Our Security Team's most recent CVE analysis

  1. CVE-2025-54418

    critical 9.8

    Link to CVE page

    Intruder Insights

    Updated Jul 31, 2025

    For this vulnerability to be exploitable, the ImageMagick image processing library needs to be used to resize or add a text watermark to a user-uploaded file which was saved using a user-provided filename, or where the parameters for adding a watermark are user-controlled. File upload implementations that use a randomly generated filename before image resizing are not vulnerable.

    This vulnerability is simple to exploit and we expect to see active exploitation soon. However, attackers will need to locate file upload functionality within your applications first which will be difficult to fully automate at scale, so mass exploitation is unlikely.

    CodeIgniter is a PHP full-stack web framework. A command injection vulnerability present in versions prior to 4.6.2 affects applications that use the ImageMagick handler for image processing (`imagick` as the image library) and either allow file uploads with user-controlled filenames and process uploaded images using the `resize()` method or use the `text()` method with user-controlled text content or options. An attacker can upload a file with a malicious filename containing shell metacharacters that get executed when the image is processed or provide malicious text content or options that get executed when adding text to images Users should upgrade to v4.6.2 or later to receive a patch. As a workaround, switch to the GD image handler (`gd`, the default handler), which is not affected by either vulnerability. For file upload scenarios, instead of using user-provided filenames, generate random names to eliminate the attack vector with `getRandomName()` when using the `move()` method, or use the `store()` method, which automatically generates safe filenames. For text operations, if one must use ImageMagick with user-controlled text, sanitize the input to only allow safe characters and validate/restrict text options.

  2. CVE-2025-53770

    critical 9.8

    Exploit known

    Link to CVE page

    Intruder Insights

    Updated Jul 23, 2025

    This is a critical remote code execution vulnerability in Sharepoint when used on-prem - Sharepoint for Microsoft 365 is not affected. It is a variant of a previous bug which, in combination with CVE-2025-53771, allows an unauthenticated attacker to use a deserialization vulnerability to run code on the server.

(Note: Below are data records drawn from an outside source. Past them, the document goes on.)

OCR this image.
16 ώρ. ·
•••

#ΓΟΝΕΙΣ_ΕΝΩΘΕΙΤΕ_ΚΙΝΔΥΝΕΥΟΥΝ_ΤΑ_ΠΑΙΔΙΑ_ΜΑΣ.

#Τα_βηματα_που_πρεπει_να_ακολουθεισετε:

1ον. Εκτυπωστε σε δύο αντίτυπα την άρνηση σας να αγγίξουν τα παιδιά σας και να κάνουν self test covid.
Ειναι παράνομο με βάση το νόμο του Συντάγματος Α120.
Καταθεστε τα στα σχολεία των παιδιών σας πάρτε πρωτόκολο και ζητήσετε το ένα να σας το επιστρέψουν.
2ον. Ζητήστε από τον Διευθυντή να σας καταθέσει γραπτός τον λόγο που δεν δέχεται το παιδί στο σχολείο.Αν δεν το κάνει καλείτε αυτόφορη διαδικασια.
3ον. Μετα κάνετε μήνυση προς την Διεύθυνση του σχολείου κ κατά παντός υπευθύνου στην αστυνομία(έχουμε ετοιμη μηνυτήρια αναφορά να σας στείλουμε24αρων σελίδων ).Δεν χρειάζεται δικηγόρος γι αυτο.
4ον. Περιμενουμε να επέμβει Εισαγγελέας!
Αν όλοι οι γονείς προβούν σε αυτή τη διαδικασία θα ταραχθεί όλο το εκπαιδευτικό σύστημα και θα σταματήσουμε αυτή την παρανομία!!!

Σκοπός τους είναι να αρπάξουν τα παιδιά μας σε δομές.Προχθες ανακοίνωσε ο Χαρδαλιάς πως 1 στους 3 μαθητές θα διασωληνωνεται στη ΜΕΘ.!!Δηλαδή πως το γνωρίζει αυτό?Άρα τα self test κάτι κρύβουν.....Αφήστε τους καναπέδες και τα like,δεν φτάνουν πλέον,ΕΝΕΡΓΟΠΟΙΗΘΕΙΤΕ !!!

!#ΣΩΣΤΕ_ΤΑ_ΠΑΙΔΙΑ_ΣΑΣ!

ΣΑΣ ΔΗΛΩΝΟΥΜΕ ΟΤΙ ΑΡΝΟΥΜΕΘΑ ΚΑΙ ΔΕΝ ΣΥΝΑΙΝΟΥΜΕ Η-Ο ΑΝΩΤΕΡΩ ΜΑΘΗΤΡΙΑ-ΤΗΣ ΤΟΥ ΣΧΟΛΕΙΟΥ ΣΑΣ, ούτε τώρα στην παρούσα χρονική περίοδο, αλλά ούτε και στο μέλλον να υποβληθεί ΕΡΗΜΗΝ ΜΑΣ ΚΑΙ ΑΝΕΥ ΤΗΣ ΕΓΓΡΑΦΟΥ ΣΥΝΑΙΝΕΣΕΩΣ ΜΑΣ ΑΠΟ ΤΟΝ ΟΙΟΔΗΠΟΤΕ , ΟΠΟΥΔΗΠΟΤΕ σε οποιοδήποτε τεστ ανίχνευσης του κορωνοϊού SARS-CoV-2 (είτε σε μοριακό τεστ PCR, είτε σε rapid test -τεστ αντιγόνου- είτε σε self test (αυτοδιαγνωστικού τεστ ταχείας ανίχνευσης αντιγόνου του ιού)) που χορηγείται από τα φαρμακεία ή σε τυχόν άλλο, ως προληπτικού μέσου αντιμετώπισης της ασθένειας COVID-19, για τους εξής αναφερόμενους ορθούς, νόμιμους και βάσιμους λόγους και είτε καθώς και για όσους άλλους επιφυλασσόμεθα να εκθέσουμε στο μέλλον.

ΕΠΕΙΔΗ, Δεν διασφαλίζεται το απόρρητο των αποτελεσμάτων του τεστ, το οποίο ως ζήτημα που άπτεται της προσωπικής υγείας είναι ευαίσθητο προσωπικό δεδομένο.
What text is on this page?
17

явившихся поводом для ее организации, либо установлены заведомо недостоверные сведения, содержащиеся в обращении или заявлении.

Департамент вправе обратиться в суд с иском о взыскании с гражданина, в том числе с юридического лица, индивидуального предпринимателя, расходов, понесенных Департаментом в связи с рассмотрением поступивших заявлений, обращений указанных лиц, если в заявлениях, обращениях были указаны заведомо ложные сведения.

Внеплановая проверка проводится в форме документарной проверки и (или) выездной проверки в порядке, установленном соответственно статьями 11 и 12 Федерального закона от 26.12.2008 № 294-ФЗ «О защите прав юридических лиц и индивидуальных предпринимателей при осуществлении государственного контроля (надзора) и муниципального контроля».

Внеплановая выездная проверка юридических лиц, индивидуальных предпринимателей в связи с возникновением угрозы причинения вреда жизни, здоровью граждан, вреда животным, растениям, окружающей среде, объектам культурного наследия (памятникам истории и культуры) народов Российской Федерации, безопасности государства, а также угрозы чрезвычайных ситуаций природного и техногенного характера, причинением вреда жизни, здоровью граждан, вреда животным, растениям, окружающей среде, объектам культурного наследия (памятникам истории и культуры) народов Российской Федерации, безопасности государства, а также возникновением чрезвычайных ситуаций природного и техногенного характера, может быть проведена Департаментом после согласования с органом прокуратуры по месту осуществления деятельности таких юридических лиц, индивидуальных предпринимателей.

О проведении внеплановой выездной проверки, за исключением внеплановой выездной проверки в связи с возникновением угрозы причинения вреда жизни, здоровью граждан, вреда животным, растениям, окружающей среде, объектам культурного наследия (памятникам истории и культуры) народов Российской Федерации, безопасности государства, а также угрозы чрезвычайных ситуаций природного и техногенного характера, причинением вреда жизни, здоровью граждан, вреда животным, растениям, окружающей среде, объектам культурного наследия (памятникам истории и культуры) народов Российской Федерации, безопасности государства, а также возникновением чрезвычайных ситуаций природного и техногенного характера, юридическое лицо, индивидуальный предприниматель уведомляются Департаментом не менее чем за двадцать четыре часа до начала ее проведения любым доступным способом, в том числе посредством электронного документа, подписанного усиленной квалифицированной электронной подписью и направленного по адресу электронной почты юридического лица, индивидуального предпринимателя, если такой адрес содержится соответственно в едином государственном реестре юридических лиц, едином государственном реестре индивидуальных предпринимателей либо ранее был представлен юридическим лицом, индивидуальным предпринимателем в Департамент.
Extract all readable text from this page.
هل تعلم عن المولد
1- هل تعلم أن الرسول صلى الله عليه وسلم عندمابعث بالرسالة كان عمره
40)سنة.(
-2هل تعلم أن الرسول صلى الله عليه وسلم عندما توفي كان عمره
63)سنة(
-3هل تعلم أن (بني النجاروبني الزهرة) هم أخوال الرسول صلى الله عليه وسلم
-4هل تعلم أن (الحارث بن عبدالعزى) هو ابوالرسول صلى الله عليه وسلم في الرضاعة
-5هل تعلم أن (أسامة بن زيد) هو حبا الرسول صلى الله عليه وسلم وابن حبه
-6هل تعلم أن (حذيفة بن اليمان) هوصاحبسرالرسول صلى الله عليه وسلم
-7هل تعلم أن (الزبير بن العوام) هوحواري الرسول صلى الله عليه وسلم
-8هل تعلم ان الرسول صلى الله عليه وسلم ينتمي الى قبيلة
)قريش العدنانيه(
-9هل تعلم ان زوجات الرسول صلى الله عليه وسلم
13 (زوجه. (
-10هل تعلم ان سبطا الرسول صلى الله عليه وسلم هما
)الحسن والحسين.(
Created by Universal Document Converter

    If you host a Sharepoint instance you should immediately apply the security update and review the advice on this Microsoft page. Paying particular attention to the sections describing how to rotate your Machine Key and detect if you were already compromised.

    As there was a lag time between information on this vulnerability being available to attackers and the availability of the patch, there has been active exploitation of Sharepoint instances during this period.

    We have deployed an active check (11am 22nd July) and set off an Emerging Threat Scan for all of our Enterprise customers. In addition, we are committing this to the public Nuclei templates repository so that you can check your systems via Intruder - or for free via Nuclei as soon as the request is merged.

    Deserialization of untrusted data in on-premises Microsoft SharePoint Server allows an unauthorized attacker to execute code over a network. Microsoft is aware that an exploit for CVE-2025-53770 exists in the wild. Microsoft is preparing and fully testing a comprehensive update to address this vulnerability. In the meantime, please make sure that the mitigation provided in this CVE documentation is in place so that you are protected from exploitation.

  3. CVE-2025-32463

    critical 9.3

    Link to CVE page

    Intruder Insights

    Updated Jul 2, 2025

    This is a serious local privilege escalation vulnerability in the sudo tool, which is present on most Unix systems. You should update this as soon as possible if your version is less than 1.9.14.

    Exploiting this vulnerability requires an attacker to have access to the machine already - so it's most serious in environments where lower-privileged users routinely have access to systems. However, all vulnerable systems should be patched.

    Sudo before 1.9.17p1 allows local users to obtain root access because /etc/nsswitch.conf from a user-controlled directory is used with the --chroot option.